To the west the route is already opening up all the way from the Chukchi Sea to Cambridge Bay:

NASA Worldview “true-color” image of the Beaufort Sea on July 12th 2017, derived from the MODIS sensor on the Terra satellite
NASA Worldview “true-color” image of the Beaufort Sea on July 12th 2017, derived from the MODIS sensor on the Terra satellite

The problems on the southern route seem likely to arise in the central section this year, where far more old ice is present this year than in 2016:

Canadian Ice Service sea ice stage of development on July 10th 2017
Canadian Ice Service sea ice stage of development on July 10th 2017

The remaining sea ice in Queen Maud Gulf doesn’t look like it will last long, but the ice in Victoria Strait and Larsen Sound is made of much sterner stuff:

NASA Worldview “true-color” image of Victoria Strait and Larsen Sound on July 10th 2017, derived from the MODIS sensor on the Terra satellite
NASA Worldview “true-color” image of Victoria Strait and Larsen Sound on July 10th 2017, derived from the MODIS sensor on the Terra satellite

The cruise liner Crystal Serenity is anticipating navigating those waters once again this year, on August 29th. However much smaller craft are already heading for the Northwest Passage. Celebrate and Alkahest are already sailing north along the west coast of Greenland. Meanwhile Yvan Bourgnon is due to depart Nome, Alaska tomorrow, sailing his catamaran single handed in the opposite direction.

 

[Edit – July 22nd]

According to the United States Coast Guard web site:

The crew of the Coast Guard Cutter Maple, a 225-foot seagoing buoy tender home ported in Sitka, Alaska, departed [July 12th] on a historic voyage through the Northwest Passage.
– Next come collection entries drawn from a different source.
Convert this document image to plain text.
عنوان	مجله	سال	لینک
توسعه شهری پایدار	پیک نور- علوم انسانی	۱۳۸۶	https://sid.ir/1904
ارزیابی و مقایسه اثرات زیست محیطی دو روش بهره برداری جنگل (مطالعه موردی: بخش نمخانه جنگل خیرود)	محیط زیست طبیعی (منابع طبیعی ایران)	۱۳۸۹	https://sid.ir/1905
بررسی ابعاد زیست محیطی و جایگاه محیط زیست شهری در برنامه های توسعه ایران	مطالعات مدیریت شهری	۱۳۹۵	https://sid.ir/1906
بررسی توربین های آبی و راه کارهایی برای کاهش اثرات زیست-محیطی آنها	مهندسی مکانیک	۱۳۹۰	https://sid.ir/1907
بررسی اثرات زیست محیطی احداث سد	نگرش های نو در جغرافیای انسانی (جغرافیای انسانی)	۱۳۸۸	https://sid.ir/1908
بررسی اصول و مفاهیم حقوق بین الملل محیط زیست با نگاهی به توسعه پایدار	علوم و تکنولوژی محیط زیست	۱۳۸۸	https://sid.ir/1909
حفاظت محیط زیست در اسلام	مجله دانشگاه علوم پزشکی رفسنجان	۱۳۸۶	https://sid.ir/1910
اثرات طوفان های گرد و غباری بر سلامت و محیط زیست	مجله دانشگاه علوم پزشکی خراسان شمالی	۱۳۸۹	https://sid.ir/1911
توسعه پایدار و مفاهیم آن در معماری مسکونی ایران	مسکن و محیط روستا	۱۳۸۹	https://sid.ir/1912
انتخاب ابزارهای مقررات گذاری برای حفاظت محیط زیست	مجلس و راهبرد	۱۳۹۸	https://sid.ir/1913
This summer marks the 60th anniversary of the three Coast Guard cutters and one Canadian ship that convoyed through the Northwest Passage. The crews of the U.S. Coast Guard Cutters Storis, SPAR and Bramble, along with the crew of the Canadian ice breaker HMCS Labrador, charted, recorded water depths and installed aids to navigation for future shipping lanes from May to September of 1957. All four crews became the first deep-draft ships to sail through the Northwest Passage, which are several passageways through the complex archipelago of the Canadian Arctic.

The crew of the cutter Maple will make a brief logistics stop in Nome, Alaska, to embark an ice navigator on its way to support marine science and scientific research near the Arctic Circle. The cutter will serve as a ship of opportunity to conduct scientific research in support of the Scripps Institution of Oceanography.

The Maple crew will deploy three sonographic buoys that are used to record acoustic sounds of marine mammals. A principal investigator with the University of San Diego embarked aboard the cutter will analyze the data retrieved from the buoys.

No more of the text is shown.